En esta época, el año pasado, el turismo antártico estaba en su punto más álgido. Más de 56.000 personas viajaron al continente durante la temporada 2018-2019, un aumento del 53% con respecto a los datos de 2014-2015, según la Asociación Internacional de Operadores Turísticos Antárticos (IAATO). Con un número de visitantes previsto para alcanzar los 85.000 en los próximos años, los proveedores se esforzaron por mantenerse al día con la demanda y, al mismo tiempo, gestionar el impacto ambiental.

¿Y ahora qué? “Estamos atentos a cómo van a sobrevivir las empresas”, dice Denise Landau, ex directora ejecutiva de la IAATO y miembro de la American Polar Society.
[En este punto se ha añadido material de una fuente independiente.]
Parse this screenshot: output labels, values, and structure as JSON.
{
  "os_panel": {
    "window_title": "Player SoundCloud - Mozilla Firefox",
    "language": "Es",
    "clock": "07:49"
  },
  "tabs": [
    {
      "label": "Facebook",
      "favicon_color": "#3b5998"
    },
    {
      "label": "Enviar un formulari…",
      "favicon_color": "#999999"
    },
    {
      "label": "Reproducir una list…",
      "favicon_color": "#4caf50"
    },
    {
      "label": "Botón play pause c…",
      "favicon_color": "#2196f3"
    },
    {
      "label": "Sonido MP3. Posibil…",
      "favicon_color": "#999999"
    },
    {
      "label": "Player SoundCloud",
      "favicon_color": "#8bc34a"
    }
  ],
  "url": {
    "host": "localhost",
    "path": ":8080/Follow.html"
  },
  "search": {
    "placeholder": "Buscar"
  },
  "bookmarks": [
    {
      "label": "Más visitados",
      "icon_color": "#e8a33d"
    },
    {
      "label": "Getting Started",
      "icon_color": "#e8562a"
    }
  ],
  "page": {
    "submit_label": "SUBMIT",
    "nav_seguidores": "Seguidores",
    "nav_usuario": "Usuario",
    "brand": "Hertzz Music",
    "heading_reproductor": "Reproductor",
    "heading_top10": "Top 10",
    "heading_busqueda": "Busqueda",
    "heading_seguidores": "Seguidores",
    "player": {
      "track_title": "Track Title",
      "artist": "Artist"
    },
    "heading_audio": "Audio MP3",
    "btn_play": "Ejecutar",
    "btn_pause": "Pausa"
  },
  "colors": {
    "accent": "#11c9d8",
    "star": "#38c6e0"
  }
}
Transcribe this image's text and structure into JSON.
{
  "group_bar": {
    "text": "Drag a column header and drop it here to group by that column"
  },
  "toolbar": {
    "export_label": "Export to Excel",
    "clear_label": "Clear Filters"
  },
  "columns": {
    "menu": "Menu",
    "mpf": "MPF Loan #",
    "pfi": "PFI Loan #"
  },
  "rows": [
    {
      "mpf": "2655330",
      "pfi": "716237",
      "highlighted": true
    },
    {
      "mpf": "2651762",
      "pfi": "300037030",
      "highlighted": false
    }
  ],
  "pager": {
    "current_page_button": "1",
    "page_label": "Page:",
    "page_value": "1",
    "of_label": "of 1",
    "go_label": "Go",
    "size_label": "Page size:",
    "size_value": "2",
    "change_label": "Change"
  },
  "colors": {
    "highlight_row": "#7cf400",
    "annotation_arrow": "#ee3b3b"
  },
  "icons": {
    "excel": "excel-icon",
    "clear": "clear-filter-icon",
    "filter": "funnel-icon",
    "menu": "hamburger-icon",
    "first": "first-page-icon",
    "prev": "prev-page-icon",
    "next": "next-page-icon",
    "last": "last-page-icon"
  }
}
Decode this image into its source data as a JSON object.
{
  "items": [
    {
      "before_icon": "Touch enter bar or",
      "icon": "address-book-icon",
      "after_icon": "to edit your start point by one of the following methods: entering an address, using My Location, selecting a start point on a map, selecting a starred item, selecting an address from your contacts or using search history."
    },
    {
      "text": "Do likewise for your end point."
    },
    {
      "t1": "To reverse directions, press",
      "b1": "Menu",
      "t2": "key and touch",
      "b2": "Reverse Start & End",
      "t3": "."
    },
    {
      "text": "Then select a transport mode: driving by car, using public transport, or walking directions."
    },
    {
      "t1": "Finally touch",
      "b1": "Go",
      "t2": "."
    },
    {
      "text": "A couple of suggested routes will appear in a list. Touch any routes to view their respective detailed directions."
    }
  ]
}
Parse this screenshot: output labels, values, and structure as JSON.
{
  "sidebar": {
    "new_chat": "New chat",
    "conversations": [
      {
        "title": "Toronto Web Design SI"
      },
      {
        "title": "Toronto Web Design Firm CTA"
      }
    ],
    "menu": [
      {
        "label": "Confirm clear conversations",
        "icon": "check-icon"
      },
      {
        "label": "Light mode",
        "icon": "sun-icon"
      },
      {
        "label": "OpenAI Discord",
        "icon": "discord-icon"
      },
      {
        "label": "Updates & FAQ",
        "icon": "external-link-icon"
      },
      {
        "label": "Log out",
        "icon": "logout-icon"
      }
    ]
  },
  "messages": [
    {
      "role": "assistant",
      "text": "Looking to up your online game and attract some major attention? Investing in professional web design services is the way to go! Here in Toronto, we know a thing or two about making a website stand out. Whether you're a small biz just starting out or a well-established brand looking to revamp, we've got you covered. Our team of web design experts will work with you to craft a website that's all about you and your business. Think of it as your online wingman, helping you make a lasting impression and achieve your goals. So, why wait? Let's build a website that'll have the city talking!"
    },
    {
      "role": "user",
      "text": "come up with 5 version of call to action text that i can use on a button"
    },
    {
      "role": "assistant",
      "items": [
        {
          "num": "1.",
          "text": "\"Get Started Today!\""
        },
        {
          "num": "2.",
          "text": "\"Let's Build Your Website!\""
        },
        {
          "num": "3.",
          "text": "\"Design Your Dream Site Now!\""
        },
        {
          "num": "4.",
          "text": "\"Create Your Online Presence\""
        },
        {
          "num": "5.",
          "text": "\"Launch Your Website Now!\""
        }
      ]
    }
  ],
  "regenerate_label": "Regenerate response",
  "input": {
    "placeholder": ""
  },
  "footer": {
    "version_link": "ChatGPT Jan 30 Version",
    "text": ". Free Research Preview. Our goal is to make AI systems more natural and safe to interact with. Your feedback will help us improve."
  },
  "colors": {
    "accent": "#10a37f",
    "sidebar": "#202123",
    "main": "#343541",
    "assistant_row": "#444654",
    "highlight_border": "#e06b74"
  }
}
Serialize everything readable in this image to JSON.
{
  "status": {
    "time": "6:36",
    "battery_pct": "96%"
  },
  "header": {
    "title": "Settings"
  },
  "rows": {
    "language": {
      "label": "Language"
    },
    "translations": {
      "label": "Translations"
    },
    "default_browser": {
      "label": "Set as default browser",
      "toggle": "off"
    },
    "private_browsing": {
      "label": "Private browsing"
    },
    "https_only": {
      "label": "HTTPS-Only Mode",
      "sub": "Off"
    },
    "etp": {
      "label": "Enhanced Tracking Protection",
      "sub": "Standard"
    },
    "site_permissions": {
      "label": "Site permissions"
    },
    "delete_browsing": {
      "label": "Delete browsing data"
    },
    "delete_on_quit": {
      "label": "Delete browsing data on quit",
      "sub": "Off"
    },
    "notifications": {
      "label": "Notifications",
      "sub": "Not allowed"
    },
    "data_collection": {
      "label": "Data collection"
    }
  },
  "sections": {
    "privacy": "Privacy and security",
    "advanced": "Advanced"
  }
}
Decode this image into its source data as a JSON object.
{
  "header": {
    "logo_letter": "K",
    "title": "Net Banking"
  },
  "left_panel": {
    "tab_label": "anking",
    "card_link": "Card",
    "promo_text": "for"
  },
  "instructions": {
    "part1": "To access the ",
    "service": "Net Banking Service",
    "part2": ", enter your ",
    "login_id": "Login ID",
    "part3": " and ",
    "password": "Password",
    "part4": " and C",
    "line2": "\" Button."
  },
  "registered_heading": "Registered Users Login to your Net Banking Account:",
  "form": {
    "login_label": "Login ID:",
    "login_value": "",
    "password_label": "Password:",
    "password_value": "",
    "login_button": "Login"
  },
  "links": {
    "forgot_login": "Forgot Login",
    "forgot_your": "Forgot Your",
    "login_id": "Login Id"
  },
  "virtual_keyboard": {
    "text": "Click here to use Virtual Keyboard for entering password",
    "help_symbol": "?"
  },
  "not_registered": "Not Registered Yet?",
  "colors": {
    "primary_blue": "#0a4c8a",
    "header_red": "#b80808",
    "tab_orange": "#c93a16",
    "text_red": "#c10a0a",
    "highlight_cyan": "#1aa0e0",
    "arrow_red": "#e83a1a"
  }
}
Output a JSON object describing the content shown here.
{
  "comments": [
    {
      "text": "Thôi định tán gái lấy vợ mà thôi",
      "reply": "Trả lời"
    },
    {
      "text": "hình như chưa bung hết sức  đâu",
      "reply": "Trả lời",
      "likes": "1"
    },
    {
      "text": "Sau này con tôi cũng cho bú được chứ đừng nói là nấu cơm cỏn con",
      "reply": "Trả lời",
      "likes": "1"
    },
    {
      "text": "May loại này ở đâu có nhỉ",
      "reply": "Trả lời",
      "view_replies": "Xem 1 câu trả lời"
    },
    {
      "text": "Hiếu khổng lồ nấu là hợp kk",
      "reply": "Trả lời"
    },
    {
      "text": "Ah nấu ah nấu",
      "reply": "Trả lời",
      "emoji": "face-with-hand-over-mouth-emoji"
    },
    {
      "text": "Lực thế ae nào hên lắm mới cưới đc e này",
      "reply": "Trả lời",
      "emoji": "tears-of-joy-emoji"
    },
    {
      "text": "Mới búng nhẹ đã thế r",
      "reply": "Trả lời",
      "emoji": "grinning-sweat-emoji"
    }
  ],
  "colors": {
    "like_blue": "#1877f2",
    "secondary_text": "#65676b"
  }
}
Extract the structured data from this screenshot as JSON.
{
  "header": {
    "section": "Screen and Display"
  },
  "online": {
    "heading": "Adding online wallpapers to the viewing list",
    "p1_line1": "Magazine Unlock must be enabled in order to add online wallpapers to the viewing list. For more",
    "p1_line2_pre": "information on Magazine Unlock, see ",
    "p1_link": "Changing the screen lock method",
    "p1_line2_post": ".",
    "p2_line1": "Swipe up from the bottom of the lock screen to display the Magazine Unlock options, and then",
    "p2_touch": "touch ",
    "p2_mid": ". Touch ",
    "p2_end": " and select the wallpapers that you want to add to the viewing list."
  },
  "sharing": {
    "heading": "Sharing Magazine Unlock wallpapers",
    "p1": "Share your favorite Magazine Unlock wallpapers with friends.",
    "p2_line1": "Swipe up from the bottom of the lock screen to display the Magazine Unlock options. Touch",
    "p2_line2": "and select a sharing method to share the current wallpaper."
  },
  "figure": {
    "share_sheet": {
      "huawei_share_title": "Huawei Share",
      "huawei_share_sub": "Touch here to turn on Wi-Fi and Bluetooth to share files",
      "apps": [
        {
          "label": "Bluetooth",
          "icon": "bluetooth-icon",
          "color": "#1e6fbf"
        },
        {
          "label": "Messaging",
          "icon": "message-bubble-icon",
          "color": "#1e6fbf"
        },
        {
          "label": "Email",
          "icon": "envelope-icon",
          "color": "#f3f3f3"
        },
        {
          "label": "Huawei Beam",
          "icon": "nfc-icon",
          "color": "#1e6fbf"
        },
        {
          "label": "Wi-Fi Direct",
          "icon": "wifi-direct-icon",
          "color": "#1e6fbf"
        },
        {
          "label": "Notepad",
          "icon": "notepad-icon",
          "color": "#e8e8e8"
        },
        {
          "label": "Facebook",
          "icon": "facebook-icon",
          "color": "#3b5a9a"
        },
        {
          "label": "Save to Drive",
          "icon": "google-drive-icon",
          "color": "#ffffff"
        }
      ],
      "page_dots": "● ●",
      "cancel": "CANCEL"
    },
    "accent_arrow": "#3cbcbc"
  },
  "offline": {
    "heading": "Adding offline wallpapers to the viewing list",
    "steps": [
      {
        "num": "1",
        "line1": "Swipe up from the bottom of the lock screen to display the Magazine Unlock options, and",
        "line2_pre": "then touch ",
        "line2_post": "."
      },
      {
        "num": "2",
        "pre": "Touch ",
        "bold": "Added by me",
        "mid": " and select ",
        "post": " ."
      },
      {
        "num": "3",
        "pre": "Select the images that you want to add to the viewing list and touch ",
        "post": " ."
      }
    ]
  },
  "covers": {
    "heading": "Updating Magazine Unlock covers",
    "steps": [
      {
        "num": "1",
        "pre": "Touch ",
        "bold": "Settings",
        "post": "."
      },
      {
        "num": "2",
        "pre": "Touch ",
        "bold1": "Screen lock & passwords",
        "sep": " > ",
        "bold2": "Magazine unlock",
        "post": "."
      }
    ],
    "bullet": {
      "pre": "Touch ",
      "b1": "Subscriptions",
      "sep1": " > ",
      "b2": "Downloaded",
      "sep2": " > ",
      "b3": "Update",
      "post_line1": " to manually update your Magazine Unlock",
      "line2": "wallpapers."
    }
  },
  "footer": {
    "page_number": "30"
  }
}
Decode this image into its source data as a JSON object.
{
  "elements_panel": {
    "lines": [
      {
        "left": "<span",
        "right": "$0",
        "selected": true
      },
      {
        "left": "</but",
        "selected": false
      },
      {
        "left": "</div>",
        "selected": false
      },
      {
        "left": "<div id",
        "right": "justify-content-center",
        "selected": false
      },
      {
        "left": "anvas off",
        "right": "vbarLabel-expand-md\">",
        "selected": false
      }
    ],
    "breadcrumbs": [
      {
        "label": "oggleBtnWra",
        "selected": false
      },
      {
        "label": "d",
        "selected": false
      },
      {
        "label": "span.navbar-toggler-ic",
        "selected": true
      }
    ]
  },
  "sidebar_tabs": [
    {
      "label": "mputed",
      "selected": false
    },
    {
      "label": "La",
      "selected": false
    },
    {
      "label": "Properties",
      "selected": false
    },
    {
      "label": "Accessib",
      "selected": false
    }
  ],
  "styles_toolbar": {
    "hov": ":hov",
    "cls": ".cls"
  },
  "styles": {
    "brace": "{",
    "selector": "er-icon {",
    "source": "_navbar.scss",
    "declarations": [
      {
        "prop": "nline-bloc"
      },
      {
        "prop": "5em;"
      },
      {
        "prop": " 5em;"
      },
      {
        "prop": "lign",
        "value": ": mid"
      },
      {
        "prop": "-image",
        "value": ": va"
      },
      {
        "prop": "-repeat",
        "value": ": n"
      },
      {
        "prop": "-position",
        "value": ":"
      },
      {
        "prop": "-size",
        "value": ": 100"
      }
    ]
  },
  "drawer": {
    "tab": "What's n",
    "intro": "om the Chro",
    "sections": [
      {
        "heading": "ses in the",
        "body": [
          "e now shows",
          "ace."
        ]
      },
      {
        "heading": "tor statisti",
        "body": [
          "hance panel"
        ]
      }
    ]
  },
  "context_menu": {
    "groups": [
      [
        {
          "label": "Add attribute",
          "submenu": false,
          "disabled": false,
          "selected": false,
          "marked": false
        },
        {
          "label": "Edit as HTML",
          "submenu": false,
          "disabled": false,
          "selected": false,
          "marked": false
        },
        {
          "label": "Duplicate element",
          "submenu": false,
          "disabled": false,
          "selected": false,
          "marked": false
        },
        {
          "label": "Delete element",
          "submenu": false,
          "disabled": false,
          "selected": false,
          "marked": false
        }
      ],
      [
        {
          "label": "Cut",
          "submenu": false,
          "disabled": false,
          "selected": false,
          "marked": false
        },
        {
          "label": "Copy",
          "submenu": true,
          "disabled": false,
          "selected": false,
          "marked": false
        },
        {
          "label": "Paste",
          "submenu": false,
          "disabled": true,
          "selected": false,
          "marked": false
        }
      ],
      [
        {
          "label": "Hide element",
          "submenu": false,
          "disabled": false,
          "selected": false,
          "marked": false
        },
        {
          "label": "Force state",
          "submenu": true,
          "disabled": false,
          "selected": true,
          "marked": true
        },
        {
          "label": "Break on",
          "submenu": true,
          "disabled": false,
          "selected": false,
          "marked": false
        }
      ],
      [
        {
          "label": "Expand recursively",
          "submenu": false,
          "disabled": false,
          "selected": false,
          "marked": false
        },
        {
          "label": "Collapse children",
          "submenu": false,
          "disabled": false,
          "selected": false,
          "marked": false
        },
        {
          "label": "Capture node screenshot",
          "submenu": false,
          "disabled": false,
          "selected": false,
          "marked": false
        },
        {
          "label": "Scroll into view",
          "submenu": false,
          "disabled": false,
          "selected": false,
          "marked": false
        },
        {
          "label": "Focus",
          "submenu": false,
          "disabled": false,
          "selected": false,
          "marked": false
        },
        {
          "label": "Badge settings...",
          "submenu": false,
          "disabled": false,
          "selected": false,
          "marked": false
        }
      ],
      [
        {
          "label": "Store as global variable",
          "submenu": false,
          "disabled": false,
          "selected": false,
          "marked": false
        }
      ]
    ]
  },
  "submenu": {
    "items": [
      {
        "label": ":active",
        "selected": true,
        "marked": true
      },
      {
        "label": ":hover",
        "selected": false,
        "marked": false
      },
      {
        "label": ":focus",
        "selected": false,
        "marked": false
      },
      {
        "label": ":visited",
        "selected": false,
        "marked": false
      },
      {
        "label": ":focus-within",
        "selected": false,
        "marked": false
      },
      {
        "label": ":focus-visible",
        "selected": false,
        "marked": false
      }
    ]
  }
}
Las compañías turísticas y las líneas de cruceros del Ártico se enfrentan a una crisis similar. “Al menos el 50% de los viajes al Ártico de 2020 han sido cancelados o pospuestos”, dice Lynn Cross, cofundadora de Polar Cruises. Muchos pasajeros de Polar Cruises han adelantado su viaje de 2020 a 2021; otros esperan hasta que se desarrolle una vacuna antes de cambiar la reserva.

Las cifras de ocupación están lejos de ser la única preocupación de las líneas de cruceros: el rango geográfico de la Asociación de Operadores de Cruceros de Expedición Ártica abarca desde el Parque Nacional Ártico Ruso hasta el Ártico de Canadá, incluidas las islas de Svalbard y Jan Mayen en Noruega, Islandia y Groenlandia, dice Malik Milfeldt, director interino de comunicaciones de la AECO.

“Actualmente no está permitido o es muy complicado viajar a estos lugares sin estar sujeto a reglas de cuarentena que hacen que el turismo sea prácticamente imposible”, dice Milfeldt. Si bien Islandia ha anunciado planes para volver a abrir a los viajeros a mediados de junio, el gobierno canadiense cerró el Ártico canadiense para los viajes en crucero por completo para 2020. El estado de otros destinos sigue siendo variable.